Is U.S. economic slowdown for real? Maybe not
By Barbara Hagenbaugh
WASHINGTON, June 23 (Reuters) - Investors are hailing signs of a U.S. economic slowdown, hoping the Federal Reserve's interest-rate rises may be over. They could well be wrong.
Economists warn that growth may roar back strongly in coming months following a pattern of the last two years.
In both 1999 and 1998, growth also slowed in the spring, only to pick back up in the summer. And some economists say the same may happen again this year.
``There is that pattern and it has not gone unnoticed,'' FleetBoston Financial chief economist Wayne Ayers said. ``That's one of the worries among a lot of economists.''
But Ayers and other economists said that although they expect growth will pick up in the third quarter, they are not convinced there will be as big of a jump as in previous years.
What is different is the Fed has raised interest rates six times -- a full 1.75 percent -- over the past year and those moves are sure to be felt throughout the economy.
Some also noted that the recent surge in oil prices will deflate spending as consumers are forced to allocate a greater share of their paychecks to gasoline to fill up their cars.
``There are some things that are probably sapping the strength of the economy,'' Don Ratajczak, a forecaster at Georgia State University, said. ``I do expect the third quarter to be slightly faster than the second,'' but not a huge boom.
The Fed's policy-making Federal Open Market Committee meets Tuesday and Wednesday amid widespread belief it will leave rates unchanged. But there is growing concern the Fed may have to lift rates in August if inflation creeps up.
One wild card will be the stock market. If stock prices rise, consumers will have more money to blow, fuelling growth.

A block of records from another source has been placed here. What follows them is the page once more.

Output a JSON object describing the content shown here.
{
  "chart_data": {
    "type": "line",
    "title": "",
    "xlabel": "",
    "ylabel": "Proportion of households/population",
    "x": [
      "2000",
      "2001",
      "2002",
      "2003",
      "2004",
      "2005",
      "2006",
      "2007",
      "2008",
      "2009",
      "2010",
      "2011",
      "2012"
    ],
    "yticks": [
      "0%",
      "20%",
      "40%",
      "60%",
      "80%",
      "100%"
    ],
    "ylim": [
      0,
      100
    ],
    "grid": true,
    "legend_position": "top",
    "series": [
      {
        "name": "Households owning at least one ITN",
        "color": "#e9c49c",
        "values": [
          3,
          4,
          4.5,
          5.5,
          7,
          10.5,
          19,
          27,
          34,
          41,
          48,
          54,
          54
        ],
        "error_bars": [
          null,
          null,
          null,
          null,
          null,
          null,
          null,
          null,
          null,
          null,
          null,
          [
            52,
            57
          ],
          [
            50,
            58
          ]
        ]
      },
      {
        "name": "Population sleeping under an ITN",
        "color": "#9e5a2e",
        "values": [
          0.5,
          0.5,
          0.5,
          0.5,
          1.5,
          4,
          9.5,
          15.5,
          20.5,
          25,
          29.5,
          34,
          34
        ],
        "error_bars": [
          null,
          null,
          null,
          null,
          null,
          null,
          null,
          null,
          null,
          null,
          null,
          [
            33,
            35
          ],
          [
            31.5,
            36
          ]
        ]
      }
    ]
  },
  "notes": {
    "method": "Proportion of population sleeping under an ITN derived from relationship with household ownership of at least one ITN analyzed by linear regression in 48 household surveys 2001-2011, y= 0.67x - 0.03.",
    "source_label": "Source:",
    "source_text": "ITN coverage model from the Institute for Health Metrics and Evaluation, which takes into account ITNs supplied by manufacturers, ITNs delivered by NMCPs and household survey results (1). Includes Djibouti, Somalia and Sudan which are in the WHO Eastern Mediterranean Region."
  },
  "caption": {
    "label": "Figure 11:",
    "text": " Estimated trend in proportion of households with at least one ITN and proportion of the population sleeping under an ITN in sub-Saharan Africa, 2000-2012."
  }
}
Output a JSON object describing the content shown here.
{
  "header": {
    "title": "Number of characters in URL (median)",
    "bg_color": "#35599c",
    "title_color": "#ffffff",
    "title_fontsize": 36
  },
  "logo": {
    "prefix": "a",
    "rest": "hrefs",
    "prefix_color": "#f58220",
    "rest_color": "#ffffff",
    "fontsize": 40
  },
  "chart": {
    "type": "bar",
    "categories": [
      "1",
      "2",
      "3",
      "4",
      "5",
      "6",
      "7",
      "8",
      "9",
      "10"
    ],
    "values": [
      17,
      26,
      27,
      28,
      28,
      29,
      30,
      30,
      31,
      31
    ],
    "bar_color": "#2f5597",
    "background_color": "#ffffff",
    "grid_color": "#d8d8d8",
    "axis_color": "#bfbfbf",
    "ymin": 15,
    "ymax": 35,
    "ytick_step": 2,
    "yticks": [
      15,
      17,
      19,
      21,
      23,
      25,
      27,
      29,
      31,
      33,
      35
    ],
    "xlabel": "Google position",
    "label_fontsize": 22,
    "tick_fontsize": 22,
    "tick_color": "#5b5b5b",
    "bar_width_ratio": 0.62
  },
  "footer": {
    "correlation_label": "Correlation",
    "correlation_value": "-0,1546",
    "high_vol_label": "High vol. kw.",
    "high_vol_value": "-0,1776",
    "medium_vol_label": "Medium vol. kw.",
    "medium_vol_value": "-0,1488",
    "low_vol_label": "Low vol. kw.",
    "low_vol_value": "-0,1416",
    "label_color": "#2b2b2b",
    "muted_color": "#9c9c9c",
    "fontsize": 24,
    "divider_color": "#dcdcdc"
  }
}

``If we do get a (spending) pickup, the Fed will have to raise again,'' Salomon Smith Barney economist Chris Wiegand said. ``It could be August, it could be later in the year,'' he said, noting that his firm predicts the Fed will have to raise rates several times later this year.
NO SNOW, TAX RETURNS AND Y2K
In 1998, the U.S. economy grew at a 2.2 percent annual rate in the second quarter, down from a strong 6.9 percent in the first quarter. But in the third quarter, growth picked up to a 3.8 percent annual rate and reached 5.9 percent in the fourth.
Last year, U.S. economic growth cooled to a 1.9 percent annual rate in the second quarter, down nearly two percentage points from the prior quarter. But in the third quarter, growth soared to 5.7 percent and to 7.3 percent in the fourth.
In the first quarter this year, the U.S. economy grew at a 5.4 percent annual rate. Although official data for the second quarter will not come out until the end of July, it is almost certain to show the economy lost steam in the spring.
There is a raft of data backing this up, including a two-month drop in retail sales, an uptick in the unemployment rate and a decline in home sales.
Experts said many factors have led to a pattern of spring slowdowns followed by summer and fall pickups in recent years.
Most importantly, the last three winters have been unusually mild, fostering home building and buying. Without snow piling up in their driveways, consumers also have been getting out to spend money at malls and movie theatres.
By the time spring comes around, consumers have felt the need to put the brakes on buying after spending more than they anticipated during the winter.
Also in the last few years, the Internal Revenue Service has gotten refunds to taxpayers much more quickly than in the past, especially as electronic filing has become popular. Those early tax returns put money into U.S. consumers' pockets in the first quarter, giving them money to spend.
But in the second quarter, those who owe taxes are forced to pay up by April 15, giving consumers less money to spend. And those who received tax returns are more than likely to have gotten -- and spent -- their windfalls.
In yet another factor that could be causing a temporary lull, fears about the Y2K computer bug led firms and consumers to stockpile money late last year. When disaster failed to strike at the new year, people took the cash they had stashed and spent it. The money was gone by the second quarter.